Ich ging jeden Tag stundenlang mit Callie spazieren, sah mir verschiedene Stadtteile an, in denen ich vielleicht eine Wohnung finden würde, und verweilte auf jedem Stück Grün in den neuen, gepflegten kleinen Parkanlagen. Der Wind blies Staub und Schmutz umher und rollende Buschkugeln, die mit Pappbechern, Zigarettenschachteln und Plastiktüten gespickt waren. Die Sonne brannte auf uns hinab, so dass wir oft Pausen machen und viel Wasser trinken mussten. Ich sehnte mich nach Elbow, dem Garten und den Hühnern, dem kühlen Fluss und dem Picknickladen – aber noch mehr nach Annie und Zach.

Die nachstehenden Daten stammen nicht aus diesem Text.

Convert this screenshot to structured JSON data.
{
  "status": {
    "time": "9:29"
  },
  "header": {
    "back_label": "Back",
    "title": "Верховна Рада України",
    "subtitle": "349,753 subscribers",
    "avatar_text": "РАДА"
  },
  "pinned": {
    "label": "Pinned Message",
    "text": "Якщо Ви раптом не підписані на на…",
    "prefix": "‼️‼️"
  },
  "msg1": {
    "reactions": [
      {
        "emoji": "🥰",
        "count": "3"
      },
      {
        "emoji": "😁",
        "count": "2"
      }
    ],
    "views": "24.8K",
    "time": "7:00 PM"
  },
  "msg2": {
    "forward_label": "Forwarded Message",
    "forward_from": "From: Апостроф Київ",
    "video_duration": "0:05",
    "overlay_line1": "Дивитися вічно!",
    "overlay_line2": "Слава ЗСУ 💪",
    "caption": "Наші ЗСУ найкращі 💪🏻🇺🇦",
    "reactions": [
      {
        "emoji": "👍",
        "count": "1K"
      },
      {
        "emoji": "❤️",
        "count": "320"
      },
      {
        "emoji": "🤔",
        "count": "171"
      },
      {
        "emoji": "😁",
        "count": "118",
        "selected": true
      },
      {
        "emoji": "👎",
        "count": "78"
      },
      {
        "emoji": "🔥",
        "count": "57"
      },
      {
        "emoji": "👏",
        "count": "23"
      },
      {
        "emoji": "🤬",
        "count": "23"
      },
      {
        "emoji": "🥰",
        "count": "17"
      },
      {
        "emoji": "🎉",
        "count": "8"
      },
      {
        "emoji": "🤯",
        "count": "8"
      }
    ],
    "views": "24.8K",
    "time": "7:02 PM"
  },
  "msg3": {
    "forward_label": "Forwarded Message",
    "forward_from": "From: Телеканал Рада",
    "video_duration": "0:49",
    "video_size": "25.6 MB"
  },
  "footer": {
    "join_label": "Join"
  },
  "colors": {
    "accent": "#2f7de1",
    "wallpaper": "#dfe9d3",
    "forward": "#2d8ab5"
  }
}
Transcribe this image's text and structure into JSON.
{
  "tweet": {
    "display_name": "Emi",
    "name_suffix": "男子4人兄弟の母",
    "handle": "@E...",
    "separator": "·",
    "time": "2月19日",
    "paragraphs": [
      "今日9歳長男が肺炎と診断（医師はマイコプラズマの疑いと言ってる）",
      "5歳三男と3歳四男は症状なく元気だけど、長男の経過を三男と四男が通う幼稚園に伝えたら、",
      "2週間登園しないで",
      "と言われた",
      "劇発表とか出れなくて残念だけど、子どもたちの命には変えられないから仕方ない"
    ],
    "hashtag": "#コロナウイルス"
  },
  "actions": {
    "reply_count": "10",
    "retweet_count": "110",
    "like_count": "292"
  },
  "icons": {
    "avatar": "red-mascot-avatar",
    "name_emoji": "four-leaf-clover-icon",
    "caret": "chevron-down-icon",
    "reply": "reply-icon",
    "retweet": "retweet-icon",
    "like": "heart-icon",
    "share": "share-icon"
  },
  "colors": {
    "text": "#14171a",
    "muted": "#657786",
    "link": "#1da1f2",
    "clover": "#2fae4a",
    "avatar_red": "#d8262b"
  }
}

In den Unterlagen vom Gericht stand Paiges Adresse, und ich fuhr an ihrem Haus vorbei. Es lag in einem städtischen Viertel in einer neuen Wohnsiedlung, mit einer einzigen kleinen Birke in jedem Vorgarten. Das große stuckverzierte Haus stand auf einem winzigen Grundstück, umgeben von ähnlichen Häusern in A-, B-, C- oder D-Ausführung. Sosehr mich die rote Tür – absolut Fengshui – zum Anklopfen animierte, verkniff ich es mir doch. In weniger als zwei Wochen hatte ich Besuchserlaubnis, und mit so etwas wollte ich den Besuch der Kinder in meiner Wohnung nicht gefährden.